Lysosomal degradation is one of the two major intracellular pathways responsible for maintaining protein homeostasis in eukaryotic cells, the other being the ubiquitin-proteasome system. While the proteasome primarily degrades short-lived or misfolded proteins that are tagged with ubiquitin, lysosomal degradation mainly targets long-lived cytoplasmic proteins, membrane proteins, protein aggregates, damaged organelles and extracellular proteins taken up by the cell. It plays a key role not only in general protein turnover but also in specialized physiological processes such as antigen presentation, cellular remodeling and metabolic adaptation during stress.
Proteins targeted for lysosomal degradation are transported into the lysosome through four distinct routes, each with its own mechanism of substrate selection, delivery, and regulation. These include:
- Macroautophagy
- Microautophagy
- Chaperone-Mediated Autophagy (CMA)
- Endocytosis-Mediated Degradation
Understanding these routes is essential for grasping how cells maintain internal balance and respond to environmental and metabolic signals.
[Note: Some sources also mention "phagocytosis" as an additional route for lysosomal degradation, especially for immune cells that engulf dead cells or pathogens. However, phagocytosis is primarily involved in extracellular debris and not intracellular protein turnover, so it is not usually counted among the core four routes of lysosomal degradation for proteins.]
1. Macroautophagy
Macroautophagy is the most well-studied route, often simply referred to as autophagy. In this process, a portion of the cytoplasm including protein aggregates or damaged organelles is engulfed by a double-membrane structure called the autophagosome. This vesicle then fuses with the lysosome, where the contents are degraded by lysosomal enzymes. Macroautophagy is a bulk degradation pathway that is upregulated during nutrient starvation and stress and it plays a major role in cellular quality control.
2. Microautophagy
In microautophagy, the lysosomal membrane directly invaginates or engulfs small portions of the cytoplasm, including soluble proteins. This process is non-selective and constitutive, meaning it happens at a basal level under normal conditions. It allows the lysosome to directly sample and degrade cytosolic components without the need for intermediate vesicles.
3. Chaperone-Mediated Autophagy (CMA)
CMA is a highly selective degradation pathway.

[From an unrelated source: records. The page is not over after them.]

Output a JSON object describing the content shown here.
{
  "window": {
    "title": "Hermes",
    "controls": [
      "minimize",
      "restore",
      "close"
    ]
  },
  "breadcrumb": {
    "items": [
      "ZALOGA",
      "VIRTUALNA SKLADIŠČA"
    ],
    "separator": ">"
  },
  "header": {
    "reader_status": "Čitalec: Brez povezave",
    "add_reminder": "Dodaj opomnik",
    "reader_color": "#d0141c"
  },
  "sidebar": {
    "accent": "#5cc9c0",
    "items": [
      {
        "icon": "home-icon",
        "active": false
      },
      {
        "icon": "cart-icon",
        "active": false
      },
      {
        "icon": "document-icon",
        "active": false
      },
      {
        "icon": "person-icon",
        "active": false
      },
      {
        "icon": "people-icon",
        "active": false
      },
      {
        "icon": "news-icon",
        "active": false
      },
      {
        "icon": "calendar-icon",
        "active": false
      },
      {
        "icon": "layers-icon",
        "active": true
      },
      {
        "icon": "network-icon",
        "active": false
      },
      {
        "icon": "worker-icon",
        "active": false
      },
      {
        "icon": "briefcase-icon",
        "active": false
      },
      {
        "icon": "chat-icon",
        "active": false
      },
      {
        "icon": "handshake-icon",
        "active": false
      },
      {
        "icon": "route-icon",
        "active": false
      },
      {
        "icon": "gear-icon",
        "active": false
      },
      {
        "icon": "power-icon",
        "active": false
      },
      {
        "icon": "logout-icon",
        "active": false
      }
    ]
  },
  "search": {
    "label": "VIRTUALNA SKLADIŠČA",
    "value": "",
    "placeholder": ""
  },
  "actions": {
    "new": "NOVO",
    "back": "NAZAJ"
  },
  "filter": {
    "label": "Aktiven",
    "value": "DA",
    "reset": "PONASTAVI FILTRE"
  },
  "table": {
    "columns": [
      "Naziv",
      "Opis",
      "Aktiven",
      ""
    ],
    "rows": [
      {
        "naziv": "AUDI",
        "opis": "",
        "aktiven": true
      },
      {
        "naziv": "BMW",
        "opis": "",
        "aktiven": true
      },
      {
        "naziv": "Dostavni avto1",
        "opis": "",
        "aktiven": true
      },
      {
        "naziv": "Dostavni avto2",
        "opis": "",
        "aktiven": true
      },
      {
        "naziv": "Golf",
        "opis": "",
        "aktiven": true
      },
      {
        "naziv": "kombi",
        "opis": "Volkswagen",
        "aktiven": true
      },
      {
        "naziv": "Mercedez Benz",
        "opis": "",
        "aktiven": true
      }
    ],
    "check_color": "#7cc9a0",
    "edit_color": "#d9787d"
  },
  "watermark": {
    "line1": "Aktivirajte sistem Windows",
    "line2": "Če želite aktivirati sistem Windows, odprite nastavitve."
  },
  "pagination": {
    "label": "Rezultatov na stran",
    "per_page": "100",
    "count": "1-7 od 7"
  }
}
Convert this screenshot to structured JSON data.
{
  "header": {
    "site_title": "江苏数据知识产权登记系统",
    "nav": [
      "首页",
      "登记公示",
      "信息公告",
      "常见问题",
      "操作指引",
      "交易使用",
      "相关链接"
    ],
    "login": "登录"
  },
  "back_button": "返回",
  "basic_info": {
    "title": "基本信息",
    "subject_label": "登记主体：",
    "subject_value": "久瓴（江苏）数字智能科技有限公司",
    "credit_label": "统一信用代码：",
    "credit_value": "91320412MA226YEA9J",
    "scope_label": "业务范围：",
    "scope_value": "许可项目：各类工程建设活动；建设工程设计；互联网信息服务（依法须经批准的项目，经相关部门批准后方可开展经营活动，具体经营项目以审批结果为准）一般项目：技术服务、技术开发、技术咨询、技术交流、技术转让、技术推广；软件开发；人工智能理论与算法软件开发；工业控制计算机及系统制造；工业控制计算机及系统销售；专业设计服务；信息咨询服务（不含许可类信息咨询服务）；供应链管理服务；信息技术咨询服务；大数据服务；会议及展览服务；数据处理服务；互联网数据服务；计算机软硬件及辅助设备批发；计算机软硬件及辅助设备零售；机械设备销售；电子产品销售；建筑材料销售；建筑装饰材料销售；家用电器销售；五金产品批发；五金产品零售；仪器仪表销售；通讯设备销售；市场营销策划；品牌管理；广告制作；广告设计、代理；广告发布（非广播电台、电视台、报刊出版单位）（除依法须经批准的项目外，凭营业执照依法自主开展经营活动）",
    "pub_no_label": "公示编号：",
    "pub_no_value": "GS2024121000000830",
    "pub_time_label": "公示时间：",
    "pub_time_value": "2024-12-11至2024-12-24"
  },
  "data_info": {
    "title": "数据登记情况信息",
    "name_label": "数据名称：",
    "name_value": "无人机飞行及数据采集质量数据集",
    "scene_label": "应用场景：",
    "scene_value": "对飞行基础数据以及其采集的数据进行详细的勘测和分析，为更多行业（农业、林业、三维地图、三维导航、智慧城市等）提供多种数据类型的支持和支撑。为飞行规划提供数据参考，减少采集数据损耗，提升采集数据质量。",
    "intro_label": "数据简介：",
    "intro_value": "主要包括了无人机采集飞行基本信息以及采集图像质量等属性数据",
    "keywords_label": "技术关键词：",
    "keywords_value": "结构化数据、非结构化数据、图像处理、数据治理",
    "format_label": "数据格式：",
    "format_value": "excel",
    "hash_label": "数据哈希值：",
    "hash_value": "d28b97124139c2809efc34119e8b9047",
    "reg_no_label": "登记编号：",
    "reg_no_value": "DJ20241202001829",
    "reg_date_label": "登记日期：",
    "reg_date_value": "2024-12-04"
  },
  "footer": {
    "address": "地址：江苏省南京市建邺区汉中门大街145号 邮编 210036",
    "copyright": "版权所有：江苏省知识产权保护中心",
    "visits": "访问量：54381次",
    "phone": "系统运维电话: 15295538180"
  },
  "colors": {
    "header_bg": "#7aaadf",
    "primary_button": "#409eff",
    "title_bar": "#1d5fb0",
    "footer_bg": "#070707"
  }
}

Specific proteins that contain a pentapeptide motif similar to KFERQ are recognized by cytosolic chaperones like Hsc70. These proteins are then transported to the lysosomal membrane, where they bind to LAMP-2A (lysosome-associated membrane protein 2A). The substrate proteins are unfolded and directly translocated into the lysosome through this receptor. CMA is particularly important for regulating key signaling proteins and is activated under stress conditions like oxidative stress and prolonged fasting.
4. Endocytosis-Mediated Degradation
This route is used for the degradation of extracellular proteins or membrane proteins. In this process, plasma membrane proteins are internalized through endocytosis (clathrin-mediated or caveolin-mediated), forming endosomes. These early endosomes mature into late endosomes, which then fuse with lysosomes, leading to the degradation of their protein content. This pathway also includes receptor-mediated endocytosis, where specific ligand-receptor complexes are targeted for lysosomal degradation after signal transduction.